1. Personnelle (la confiance en soi) Principe CRÉDIBILITÉ

2. Interpersonnelle (la confiance entre deux personnes) Principe COHÉRENCE

3. Organisationnelle (présente ou absente au sein de l’organisation. Attachée à une structure formelle) Principe ALIGNEMENT

4. Externe (reflète la confiance des clients et des investisseurs) Principe RÉPUTATION

5. Sociale (crée de la valeur pour la société) Principe CONTRIBUTION

 

Un concept aux dimensions multiples

La confiance représente la source du leadership et de toute forme de management. Elle favorise la coopération (le travail en équipe), la collaboration, l’engagement, la fidélisation, le partage d’information, l’initiative et l’innovation au service de la croissance.
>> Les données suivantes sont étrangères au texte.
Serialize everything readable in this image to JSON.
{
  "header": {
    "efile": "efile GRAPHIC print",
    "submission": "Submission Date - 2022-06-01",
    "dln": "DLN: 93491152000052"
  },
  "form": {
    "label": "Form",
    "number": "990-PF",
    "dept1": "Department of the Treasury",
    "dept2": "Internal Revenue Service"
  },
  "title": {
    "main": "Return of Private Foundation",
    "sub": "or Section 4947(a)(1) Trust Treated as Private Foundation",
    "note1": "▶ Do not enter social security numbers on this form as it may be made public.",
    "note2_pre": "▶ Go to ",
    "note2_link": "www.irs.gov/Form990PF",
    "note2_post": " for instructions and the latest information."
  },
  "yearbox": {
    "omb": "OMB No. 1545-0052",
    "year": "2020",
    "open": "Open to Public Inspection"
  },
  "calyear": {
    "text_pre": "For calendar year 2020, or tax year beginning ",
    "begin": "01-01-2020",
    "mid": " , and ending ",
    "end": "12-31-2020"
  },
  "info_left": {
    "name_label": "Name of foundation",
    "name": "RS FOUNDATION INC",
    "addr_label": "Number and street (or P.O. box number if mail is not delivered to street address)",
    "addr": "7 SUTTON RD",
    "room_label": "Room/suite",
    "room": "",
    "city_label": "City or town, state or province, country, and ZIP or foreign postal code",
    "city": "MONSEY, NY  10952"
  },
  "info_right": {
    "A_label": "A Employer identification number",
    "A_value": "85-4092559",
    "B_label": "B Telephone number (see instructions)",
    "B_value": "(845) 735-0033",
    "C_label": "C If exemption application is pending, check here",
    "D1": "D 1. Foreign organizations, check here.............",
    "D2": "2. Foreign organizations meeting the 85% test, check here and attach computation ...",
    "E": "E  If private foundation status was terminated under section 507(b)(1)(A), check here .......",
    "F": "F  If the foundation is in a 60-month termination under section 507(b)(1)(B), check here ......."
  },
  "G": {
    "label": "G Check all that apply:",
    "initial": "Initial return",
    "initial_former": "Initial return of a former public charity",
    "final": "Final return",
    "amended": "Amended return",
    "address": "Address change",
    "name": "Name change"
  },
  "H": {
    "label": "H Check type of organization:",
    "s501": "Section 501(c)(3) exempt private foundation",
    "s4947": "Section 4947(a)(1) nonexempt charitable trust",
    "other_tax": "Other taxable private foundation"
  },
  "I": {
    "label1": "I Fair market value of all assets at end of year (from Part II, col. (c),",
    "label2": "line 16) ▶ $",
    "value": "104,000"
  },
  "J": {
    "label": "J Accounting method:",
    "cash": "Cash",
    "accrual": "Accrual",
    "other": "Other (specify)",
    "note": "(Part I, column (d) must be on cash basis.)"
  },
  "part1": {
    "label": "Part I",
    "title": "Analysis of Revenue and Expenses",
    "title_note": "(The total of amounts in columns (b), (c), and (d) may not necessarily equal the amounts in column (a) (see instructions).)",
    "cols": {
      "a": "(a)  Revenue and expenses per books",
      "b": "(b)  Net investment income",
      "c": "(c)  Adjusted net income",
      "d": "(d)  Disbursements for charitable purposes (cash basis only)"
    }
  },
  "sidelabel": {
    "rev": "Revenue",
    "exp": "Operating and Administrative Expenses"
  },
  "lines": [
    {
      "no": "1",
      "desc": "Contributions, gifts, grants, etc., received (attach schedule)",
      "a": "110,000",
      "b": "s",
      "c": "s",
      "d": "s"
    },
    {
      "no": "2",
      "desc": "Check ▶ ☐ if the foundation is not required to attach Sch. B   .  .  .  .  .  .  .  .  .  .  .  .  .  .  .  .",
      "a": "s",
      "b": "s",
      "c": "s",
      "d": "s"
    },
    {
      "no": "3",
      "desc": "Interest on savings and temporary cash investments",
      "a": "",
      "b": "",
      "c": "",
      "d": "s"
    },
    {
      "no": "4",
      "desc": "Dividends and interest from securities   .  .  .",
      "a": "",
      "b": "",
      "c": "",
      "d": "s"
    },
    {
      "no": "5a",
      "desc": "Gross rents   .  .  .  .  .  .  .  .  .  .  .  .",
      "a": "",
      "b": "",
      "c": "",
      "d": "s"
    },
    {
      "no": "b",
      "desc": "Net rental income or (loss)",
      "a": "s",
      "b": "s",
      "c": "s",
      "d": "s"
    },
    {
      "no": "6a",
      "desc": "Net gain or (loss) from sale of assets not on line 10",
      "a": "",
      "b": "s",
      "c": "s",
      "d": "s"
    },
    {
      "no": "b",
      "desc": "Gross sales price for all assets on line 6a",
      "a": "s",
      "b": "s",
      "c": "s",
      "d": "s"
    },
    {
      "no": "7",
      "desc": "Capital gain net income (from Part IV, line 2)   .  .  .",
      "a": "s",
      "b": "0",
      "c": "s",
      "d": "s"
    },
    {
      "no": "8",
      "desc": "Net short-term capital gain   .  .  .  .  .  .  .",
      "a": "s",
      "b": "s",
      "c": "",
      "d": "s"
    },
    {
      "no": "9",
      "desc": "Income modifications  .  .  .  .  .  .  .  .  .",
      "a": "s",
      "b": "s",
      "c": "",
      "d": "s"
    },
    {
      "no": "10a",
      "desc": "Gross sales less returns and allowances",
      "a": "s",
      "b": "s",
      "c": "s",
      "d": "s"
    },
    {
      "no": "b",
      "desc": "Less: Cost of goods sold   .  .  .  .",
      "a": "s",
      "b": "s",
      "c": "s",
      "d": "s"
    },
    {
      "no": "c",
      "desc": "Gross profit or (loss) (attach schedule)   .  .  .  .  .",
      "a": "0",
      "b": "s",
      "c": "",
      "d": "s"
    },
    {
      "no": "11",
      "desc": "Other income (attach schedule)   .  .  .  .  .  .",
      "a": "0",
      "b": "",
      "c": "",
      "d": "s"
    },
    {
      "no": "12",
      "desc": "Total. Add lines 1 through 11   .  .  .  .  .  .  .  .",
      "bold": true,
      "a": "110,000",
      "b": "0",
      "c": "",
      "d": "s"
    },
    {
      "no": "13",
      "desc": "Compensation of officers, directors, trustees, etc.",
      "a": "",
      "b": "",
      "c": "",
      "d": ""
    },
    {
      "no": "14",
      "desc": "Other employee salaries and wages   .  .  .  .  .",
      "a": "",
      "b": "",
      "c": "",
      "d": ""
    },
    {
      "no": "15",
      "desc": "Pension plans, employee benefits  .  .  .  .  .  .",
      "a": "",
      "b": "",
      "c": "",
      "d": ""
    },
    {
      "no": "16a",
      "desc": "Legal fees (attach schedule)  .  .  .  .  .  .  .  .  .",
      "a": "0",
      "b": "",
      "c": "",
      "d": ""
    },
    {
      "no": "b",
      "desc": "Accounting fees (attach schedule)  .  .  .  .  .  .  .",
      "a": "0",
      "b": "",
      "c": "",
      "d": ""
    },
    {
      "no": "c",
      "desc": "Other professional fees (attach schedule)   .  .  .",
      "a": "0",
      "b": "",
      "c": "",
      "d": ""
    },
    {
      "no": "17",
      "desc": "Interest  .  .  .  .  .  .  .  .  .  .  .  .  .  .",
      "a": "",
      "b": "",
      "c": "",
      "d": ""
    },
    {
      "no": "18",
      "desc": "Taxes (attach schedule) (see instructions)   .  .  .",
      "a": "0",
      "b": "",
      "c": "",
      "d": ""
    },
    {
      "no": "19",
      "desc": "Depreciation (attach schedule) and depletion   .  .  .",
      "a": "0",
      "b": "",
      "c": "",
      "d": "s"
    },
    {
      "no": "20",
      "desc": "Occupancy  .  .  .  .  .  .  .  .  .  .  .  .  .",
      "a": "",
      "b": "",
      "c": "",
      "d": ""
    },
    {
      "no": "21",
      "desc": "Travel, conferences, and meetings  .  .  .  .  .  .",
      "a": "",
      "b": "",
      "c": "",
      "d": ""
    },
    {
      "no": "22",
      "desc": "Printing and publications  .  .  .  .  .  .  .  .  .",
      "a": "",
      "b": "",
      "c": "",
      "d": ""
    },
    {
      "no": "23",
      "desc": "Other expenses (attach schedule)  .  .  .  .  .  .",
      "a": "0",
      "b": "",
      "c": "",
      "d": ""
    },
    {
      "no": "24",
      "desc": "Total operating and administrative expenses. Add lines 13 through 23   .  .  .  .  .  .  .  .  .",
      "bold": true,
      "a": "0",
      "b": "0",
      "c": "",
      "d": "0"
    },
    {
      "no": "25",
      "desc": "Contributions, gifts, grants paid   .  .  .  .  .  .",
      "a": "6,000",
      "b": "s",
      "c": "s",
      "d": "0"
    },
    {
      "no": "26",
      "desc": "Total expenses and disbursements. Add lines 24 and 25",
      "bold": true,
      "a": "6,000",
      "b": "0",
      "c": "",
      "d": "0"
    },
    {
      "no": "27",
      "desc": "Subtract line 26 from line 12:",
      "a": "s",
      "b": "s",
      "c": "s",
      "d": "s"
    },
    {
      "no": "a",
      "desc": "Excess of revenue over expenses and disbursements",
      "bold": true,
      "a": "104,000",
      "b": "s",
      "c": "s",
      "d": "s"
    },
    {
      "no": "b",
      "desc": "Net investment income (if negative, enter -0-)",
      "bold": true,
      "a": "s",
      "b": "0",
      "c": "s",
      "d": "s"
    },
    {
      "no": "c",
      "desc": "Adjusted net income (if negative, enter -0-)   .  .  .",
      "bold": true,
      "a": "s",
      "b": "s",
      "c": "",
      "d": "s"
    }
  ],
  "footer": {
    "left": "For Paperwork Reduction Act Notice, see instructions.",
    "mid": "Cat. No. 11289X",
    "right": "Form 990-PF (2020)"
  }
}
Elle s’exprime généralement comme une attente optimiste de la part d’un individu quant au résultat d’un événement ou au comportement d’un individu (Hosmer, 1995).

 

La confiance se définit comme un état psychologique comprenant l’acceptation d’une vulnérabilité basée sur :

·   des croyances concernant les intentions/valeurs/buts/comportements d’une autre personne (Mishra, 1996);

·   la croyance que l’autre personne est compétente, intègre (fiable), attentive et ouverte (Shockley-Zalabab, Ellis et Winnograd, 2000).

 

Les trois fondements de la confiance

·   L’intégrité/fiabilité (la cohérence entre les paroles et les actes).

·   La production de résultats (compétence).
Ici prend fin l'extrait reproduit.